La Chiesa chiede la pace in Libia, Sarkozy prova a farsi rielegggere
Gli insorti libici avanzano verso Tripoli solo grazie alle bombe lanciate dagli aerei della coalizione. E nel frattempo migliaia di profughi continuano a sbarcare sulle coste di Lampedusa, salvo poi essere smistati in campi d’accoglienza sparsi nelle varie regioni d’Italia. Ma per affrontare la crisi libica, più che armare i ribelli e bombardare le postazioni strategiche di Gheddafi, serve che tutta l’Europa si mobiliti con soldi, mezzi e infrastrutture per gestire la situazione e cercare la pace. Se non lo farà, l’Italia sarà costretta a prendere delle decisioni drastiche per impedire di essere travolta da questo cataclisma umanitario.
Questo il nocciolo dei tre articoli di “Prima linea” del numero di Tempi in edicola da giovedì 31 marzo. “Stop. Chiesa e coalizione dei volenterosi: «Spazio a diplomazia e negoziati»”. Il direttore Luigi Amicone fa il punto della situazione dopo gli interventi di Benedetto XVI all’Angelus del 27 marzo («Nei momenti di maggiore tensione si fa più urgente l’esigenza di ricorrere a ogni mezzo di cui dispone l’azione diplomatica» ricorda il Papa) e la prolusione del cardinale Angelo Bagnasco del 29 marzo («A intervento ampiamente avviato, auspichiamo che si fermino le armi»).
L’inviato speciale Rodolfo Casadei ha intervistato il francese Henri Hude, filosofo della politica insegnante di etica e deontologia militare, per trovare i motivi della volontà interventista del presidente transalpino e capire l’esito di questa guerra. «Il comportamento di Sarkozy – spiega Hude – ha motivazioni di politica interna: la fiducia nel presidente è precipitata, la sua credibilità e serietà sono messe seriamente in discussione. Non gli è sembrato vero di poter cogliere l’occasione di compiere atti per restaurare la sua statura di uomo di Stato». E ancora: «L’Occidente ha fatto la scelta di favorire le rivoluzioni e di abbandonare i vecchi regimi autoritari.
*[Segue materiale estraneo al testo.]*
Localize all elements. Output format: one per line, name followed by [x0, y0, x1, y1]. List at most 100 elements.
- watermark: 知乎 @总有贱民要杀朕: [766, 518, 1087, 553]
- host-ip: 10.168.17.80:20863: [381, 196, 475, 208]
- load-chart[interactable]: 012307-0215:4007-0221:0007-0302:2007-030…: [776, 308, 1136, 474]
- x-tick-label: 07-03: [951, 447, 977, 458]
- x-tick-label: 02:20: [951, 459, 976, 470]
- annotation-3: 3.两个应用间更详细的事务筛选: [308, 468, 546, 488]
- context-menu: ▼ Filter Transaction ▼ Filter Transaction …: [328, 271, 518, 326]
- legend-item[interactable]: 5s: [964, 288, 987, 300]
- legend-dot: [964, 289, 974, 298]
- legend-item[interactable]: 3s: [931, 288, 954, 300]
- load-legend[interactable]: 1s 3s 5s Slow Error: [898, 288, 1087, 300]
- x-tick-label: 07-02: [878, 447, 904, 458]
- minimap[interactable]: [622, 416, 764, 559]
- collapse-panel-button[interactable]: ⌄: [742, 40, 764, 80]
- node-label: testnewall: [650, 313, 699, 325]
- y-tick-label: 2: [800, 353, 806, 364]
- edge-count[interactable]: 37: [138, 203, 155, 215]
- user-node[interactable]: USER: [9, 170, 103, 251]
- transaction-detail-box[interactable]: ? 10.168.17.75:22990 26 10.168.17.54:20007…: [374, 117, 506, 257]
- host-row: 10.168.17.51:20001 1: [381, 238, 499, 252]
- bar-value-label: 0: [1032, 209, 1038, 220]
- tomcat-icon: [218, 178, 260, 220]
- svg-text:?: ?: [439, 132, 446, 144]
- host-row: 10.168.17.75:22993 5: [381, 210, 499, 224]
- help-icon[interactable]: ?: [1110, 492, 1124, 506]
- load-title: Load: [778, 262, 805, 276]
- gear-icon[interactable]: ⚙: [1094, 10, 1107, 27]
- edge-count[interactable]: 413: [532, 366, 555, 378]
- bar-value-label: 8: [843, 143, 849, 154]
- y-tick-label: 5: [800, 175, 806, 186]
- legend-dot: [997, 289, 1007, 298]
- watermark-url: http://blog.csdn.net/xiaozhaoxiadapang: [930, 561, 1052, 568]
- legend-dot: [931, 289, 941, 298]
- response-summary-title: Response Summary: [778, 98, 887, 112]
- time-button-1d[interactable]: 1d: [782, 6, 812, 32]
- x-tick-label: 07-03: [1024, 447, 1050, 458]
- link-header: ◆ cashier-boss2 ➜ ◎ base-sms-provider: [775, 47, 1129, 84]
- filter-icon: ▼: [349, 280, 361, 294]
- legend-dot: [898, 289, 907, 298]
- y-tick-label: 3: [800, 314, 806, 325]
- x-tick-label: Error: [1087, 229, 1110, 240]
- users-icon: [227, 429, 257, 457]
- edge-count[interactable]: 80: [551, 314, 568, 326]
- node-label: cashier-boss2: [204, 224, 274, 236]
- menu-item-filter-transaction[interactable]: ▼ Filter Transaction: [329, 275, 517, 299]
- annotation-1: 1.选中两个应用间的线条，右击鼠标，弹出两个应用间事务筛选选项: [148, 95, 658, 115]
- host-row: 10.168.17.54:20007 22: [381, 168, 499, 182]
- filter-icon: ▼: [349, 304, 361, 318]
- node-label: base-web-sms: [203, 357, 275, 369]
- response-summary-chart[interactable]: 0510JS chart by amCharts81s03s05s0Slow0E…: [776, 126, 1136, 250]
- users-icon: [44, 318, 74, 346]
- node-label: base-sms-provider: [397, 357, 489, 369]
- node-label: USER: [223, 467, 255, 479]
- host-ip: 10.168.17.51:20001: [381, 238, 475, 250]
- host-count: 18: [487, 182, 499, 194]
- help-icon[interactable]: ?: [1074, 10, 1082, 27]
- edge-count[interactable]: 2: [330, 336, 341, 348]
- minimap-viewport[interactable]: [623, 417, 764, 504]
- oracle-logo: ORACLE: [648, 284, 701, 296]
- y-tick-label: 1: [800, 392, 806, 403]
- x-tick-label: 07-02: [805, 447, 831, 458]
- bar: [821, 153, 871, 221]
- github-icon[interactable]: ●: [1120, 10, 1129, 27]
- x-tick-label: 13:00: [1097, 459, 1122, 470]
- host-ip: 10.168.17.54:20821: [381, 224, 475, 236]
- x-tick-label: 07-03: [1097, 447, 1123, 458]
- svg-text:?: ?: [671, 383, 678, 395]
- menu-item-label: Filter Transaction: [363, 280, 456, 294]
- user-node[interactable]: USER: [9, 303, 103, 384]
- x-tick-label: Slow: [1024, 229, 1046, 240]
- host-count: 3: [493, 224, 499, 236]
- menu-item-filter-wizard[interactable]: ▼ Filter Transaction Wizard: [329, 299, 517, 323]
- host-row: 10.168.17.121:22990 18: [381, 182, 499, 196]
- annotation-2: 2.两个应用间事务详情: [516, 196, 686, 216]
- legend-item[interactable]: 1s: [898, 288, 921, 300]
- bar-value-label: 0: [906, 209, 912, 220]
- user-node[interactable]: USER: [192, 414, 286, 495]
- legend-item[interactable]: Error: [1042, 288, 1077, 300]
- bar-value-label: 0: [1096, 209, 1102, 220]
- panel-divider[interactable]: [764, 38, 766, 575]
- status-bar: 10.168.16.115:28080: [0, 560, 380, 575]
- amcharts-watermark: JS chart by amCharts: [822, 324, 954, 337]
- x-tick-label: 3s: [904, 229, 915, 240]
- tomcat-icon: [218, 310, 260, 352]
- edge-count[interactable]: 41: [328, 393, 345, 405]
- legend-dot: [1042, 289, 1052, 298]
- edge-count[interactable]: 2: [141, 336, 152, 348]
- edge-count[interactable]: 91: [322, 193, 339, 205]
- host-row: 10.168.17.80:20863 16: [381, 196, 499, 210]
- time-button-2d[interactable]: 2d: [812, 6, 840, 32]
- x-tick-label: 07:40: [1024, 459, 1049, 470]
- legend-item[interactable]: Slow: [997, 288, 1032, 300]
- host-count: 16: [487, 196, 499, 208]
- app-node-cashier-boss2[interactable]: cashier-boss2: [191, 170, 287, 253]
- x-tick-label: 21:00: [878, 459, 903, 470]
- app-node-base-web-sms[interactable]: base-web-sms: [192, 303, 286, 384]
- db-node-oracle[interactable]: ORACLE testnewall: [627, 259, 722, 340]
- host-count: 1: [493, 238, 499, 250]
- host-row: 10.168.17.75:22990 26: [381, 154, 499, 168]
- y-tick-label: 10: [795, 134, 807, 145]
La decisione di intervenire in Libia a favore degli insorti è coerente con questa scelta. Io penso che nel lungo termine questo processo di democratizzazione condurrà alla de-islamizzazione del mondo arabo, ma nel breve termine quello che vedremo sarà soprattutto l’ascesa al potere degli islamisti».
Infine, da Baghdad, scrive il deputato Renato Farina che racconta di un popolo dilaniato da una rivoluzione che non trova fine. I leader plaudono agli insorti perché li credono persone con una gran sete di democrazia e benessere. Intanto, però, il martirio dei cristiani prosegue e la comunità internazionale tace.